Third, research ethics committees should acknowledge the benefits of power-sharing in the co-design process and give credit to measures that support this goal; researchers in turn should make such measures explicit in their ethics applications. The reciprocity of co-creation serves to diminish participant risk. Researchers and stakeholders work together, and this power-sharing – to the extent that it is effective – will serve to reduce inequality and empower vulnerable communities. Co-design, for example, is considered best practice in research involving indigenous peoples (some of whom are especially vulnerable and/or have been exploited by researchers in the past [34]). In New Zealand, best practice is methodology that empowers indigenous Māori to take a governance role in the ‘planning, development and execution of research as well as monitoring the project through its life cycle’ [35]. In Australia, it is recognised that ‘indigenous communities and individuals have a right to be involved in any research project focused upon them and their culture’ and researchers are encouraged to include Traditional Owners, custodians, Elders, and community members to be involved in the research as collaborators, advisers or assistants [36]. Similarly the Canadian Panel of Ethics directs that research involving Aboriginal peoples in Canada, including Indian (First Nations), Inuit and Métis peoples, should be premised on respectful relationships, and encourages collaboration and engagement between researchers and participants [37].
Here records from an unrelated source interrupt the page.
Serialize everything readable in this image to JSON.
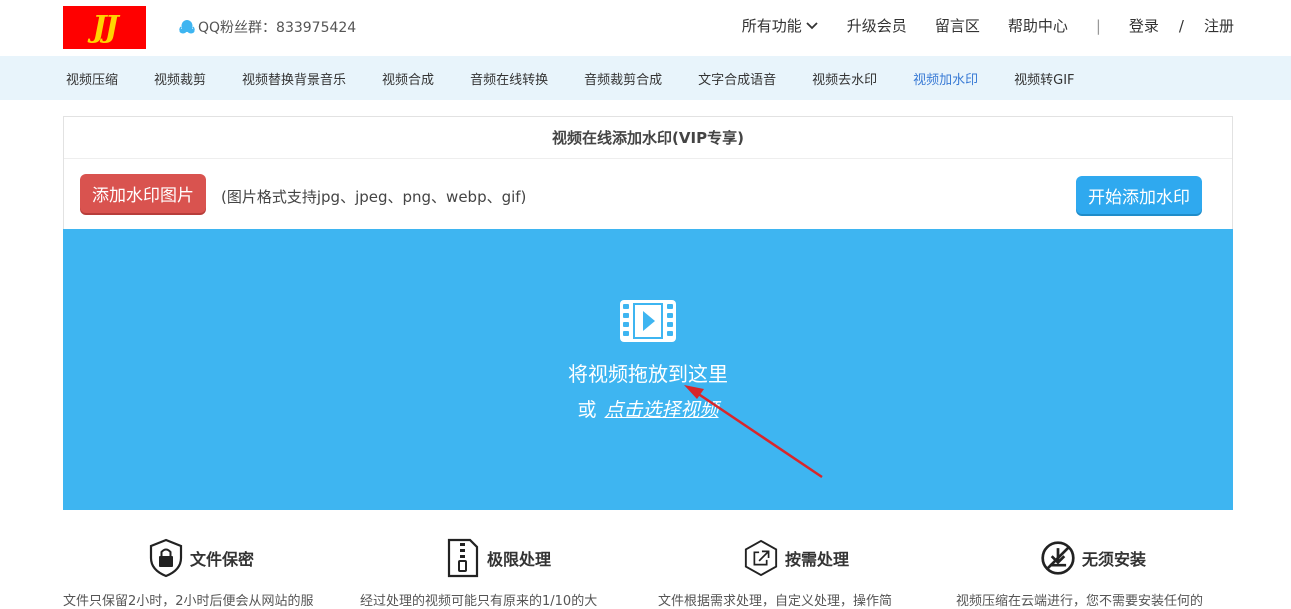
{
  "logo": {
    "text": "JJ"
  },
  "qq": {
    "label": "QQ粉丝群：833975424"
  },
  "topnav": {
    "all_features": "所有功能",
    "upgrade": "升级会员",
    "message": "留言区",
    "help": "帮助中心",
    "separator": "|",
    "login": "登录",
    "slash": "/",
    "register": "注册"
  },
  "tools": [
    {
      "label": "视频压缩"
    },
    {
      "label": "视频裁剪"
    },
    {
      "label": "视频替换背景音乐"
    },
    {
      "label": "视频合成"
    },
    {
      "label": "音频在线转换"
    },
    {
      "label": "音频裁剪合成"
    },
    {
      "label": "文字合成语音"
    },
    {
      "label": "视频去水印"
    },
    {
      "label": "视频加水印"
    },
    {
      "label": "视频转GIF"
    }
  ],
  "panel": {
    "title": "视频在线添加水印(VIP专享)",
    "add_image_button": "添加水印图片",
    "format_hint": "(图片格式支持jpg、jpeg、png、webp、gif)",
    "start_button": "开始添加水印",
    "drop_text": "将视频拖放到这里",
    "or_text": "或",
    "select_link": "点击选择视频"
  },
  "features": [
    {
      "title": "文件保密",
      "icon": "lock-shield-icon",
      "desc": "文件只保留2小时，2小时后便会从网站的服"
    },
    {
      "title": "极限处理",
      "icon": "zip-file-icon",
      "desc": "经过处理的视频可能只有原来的1/10的大"
    },
    {
      "title": "按需处理",
      "icon": "external-link-hexagon-icon",
      "desc": "文件根据需求处理，自定义处理，操作简"
    },
    {
      "title": "无须安装",
      "icon": "no-download-icon",
      "desc": "视频压缩在云端进行，您不需要安装任何的"
    }
  ],
  "colors": {
    "logo_bg": "#ff0000",
    "logo_text": "#ffd400",
    "toolbar_bg": "#e8f4fb",
    "active_tool": "#3a7bd5",
    "red_button": "#d9534f",
    "blue_button": "#2fa9ef",
    "dropzone": "#3eb5f1",
    "arrow": "#d9262a"
  }
}
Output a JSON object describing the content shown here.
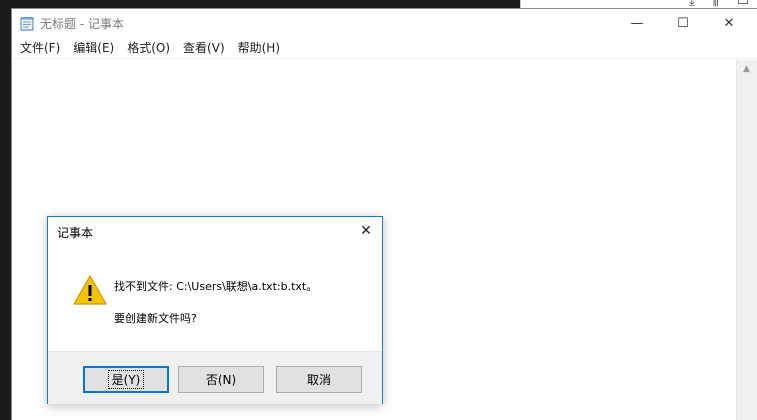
{
  "notepad": {
    "title": "无标题 - 记事本",
    "menu": [
      "文件(F)",
      "编辑(E)",
      "格式(O)",
      "查看(V)",
      "帮助(H)"
    ],
    "controls": {
      "minimize": "—",
      "maximize": "☐",
      "close": "✕"
    }
  },
  "dialog": {
    "title": "记事本",
    "close_label": "✕",
    "message_line1": "找不到文件: C:\\Users\\联想\\a.txt:b.txt。",
    "message_line2": "要创建新文件吗?",
    "buttons": {
      "yes": "是(Y)",
      "no": "否(N)",
      "cancel": "取消"
    },
    "icon": "warning-icon"
  },
  "colors": {
    "dialog_border": "#1979ca",
    "default_button_border": "#0078d7",
    "warning_yellow": "#f4c400"
  }
}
Finally, our fourth principle is one of emergence and continuing learning by all parties. The ethics of co-creation are an emerging area on which there is, appropriately, ongoing debate. Other commentators in the recent literature have made suggestions about how ethics committees may consider participatory research. Chen and colleagues, for example, suggest a framework which includes respect for potential and enrolled participants, community partners and research partners [38]. Another study failed to find consensus regarding who represents and speaks for a community [26]. Blake proposes participants only signing consent forms after all interviews or focus groups have been completed, and including preferences regarding anonymity and use of audio recordings [39].

To continue to inform the debate, we suggest that data should be prospectively collected on the types of applications that are received by research ethics committees how issues such as the lack of a definitive intervention and its application have been addressed, and identification of the learning points, and these findings disseminated. Examination of such cases and how they have been resolved will help to move the debate onwards. Collecting and assessing such data could be a role for organisations such as the National Research Ethics Service (now part of the Health Research Authority) in the UK, and the Health and Disability Ethics Committee in New Zealand, which are charged with ensuring that the rights and safety of research participants are protected, and ethical research of potential benefit to science and society is conducted.

Conclusions

There is no simple answer to the question of how to balance the laudable principle of co-creation with the need for robust and transparent governance of research on human participants. The principles proposed in this paper are preliminary; we invite discussion and recommend further research on the ethical dimension of this rapidly developing field.